Localisation Oslo et Utøya
Cible Siège du gouvernement et Rassemblement politique
Date 22 juillet 2011
15 h 27[1] à Oslo (HEC)
Armes Explosif et armes à feu
Morts 8 à Oslo et 69 à Utøya[2]
Total : 77
Blessés 151
Auteurs Anders Behring Breivik
Mouvance Extrême droite

Les attentats d'Oslo et d'Utøya sont une suite de deux actions terroristes[3] coordonnées contre le gouvernement, un rassemblement politique estival et la population civile en Norvège le vendredi . La première est une explosion à la bombe survenue à Regjeringskvartalet, le quartier gouvernemental de la ville d'Oslo, le vendredi 22 juillet 2011 à 15 h 26 HEC (13 h 26 UTC)[1] à l'extérieur du bureau du ministre d'État Jens Stoltenberg et d'autres édifices gouvernementaux[4]. L'explosion a tué huit personnes et en a blessé quinze autres. La seconde attaque suit environ deux heures plus tard dans un camp de jeunes organisé par la Ligue des jeunes travaillistes (AUF) du Parti travailliste norvégien (AP), sur l'île d'Utøya. Un tireur armé déguisé en policier ouvre le feu sur les campeurs, tuant 69 personnes[note 1] et en blessant 33[2] par balle.

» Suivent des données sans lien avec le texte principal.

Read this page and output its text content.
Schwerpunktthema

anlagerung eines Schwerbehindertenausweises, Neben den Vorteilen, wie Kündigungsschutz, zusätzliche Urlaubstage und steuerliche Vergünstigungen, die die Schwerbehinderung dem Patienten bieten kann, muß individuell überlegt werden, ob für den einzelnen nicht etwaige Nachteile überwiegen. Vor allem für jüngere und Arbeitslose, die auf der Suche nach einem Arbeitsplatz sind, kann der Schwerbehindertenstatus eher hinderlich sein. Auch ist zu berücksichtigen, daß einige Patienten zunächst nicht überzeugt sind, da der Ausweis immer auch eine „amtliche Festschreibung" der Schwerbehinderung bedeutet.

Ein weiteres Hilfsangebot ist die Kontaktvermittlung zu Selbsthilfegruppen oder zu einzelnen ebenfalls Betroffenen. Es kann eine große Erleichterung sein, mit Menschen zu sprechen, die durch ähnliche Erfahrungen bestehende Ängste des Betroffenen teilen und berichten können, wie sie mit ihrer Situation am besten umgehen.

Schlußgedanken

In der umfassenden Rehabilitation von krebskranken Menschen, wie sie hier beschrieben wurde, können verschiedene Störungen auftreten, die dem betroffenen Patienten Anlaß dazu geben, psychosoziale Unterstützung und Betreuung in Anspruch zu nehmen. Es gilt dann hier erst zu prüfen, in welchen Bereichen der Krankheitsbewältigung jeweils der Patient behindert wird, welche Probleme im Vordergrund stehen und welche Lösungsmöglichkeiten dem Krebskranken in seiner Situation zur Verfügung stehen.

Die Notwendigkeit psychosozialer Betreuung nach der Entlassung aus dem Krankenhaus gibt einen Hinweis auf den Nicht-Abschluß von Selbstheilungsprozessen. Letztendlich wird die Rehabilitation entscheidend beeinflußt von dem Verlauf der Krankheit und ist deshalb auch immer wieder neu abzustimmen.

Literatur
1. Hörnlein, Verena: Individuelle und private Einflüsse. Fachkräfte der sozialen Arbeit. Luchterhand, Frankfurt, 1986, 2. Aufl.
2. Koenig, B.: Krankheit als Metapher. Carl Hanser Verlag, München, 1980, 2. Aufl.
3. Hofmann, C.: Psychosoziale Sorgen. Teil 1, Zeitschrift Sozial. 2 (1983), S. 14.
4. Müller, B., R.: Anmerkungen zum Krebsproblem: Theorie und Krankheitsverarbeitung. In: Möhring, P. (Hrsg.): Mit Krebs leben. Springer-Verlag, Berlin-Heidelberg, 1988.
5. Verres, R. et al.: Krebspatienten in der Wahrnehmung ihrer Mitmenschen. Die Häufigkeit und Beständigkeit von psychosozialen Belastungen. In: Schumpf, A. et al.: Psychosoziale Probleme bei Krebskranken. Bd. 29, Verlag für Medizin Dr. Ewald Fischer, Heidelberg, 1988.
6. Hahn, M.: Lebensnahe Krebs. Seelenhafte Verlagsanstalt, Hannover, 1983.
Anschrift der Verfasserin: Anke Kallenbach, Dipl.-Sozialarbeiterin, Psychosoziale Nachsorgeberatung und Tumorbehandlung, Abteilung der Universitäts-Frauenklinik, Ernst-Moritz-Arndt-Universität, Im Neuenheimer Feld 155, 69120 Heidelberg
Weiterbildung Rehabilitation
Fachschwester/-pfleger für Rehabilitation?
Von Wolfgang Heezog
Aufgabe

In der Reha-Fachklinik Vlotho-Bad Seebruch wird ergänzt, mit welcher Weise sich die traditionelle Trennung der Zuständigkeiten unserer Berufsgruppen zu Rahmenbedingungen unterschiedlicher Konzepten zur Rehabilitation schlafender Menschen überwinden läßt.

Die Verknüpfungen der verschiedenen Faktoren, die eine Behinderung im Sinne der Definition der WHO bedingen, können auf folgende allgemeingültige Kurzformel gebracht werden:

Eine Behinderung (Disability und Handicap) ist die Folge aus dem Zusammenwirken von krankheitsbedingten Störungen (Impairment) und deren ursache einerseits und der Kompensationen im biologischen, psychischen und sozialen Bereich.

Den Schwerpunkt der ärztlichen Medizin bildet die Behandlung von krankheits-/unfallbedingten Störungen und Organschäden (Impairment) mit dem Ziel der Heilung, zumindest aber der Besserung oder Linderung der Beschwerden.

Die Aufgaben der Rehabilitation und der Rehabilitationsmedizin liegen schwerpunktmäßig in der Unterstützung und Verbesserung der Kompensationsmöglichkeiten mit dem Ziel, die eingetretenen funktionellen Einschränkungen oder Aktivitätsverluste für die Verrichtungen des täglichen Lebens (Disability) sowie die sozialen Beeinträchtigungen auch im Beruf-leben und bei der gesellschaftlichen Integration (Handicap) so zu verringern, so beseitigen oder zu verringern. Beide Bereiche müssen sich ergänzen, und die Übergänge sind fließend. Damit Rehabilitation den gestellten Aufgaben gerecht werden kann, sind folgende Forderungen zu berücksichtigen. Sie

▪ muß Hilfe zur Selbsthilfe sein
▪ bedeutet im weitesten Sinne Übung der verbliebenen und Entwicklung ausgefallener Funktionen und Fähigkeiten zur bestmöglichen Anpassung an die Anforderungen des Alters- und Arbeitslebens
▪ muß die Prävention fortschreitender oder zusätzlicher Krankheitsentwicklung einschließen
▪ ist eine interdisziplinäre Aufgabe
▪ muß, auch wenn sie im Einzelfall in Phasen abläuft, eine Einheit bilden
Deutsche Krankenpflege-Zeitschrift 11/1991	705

La police arrête Anders Behring Breivik, homme de 32 ans qui a perpétré et revendiquera les attentats du 22 juillet 2011 à Utøya[5] en Norvège, ancien membre du Parti du Progrès (FrP), membre de l’Ordre norvégien des francs-maçons avant d'en être radié immédiatement après le drame[6], appartenant à la droite nationale-conservatrice[7] et à son mouvement pour la jeunesse[8]. La justice l'inculpe pour les deux attaques[9] ; il est condamné le 24 août 2012 à 21 ans de prison[10].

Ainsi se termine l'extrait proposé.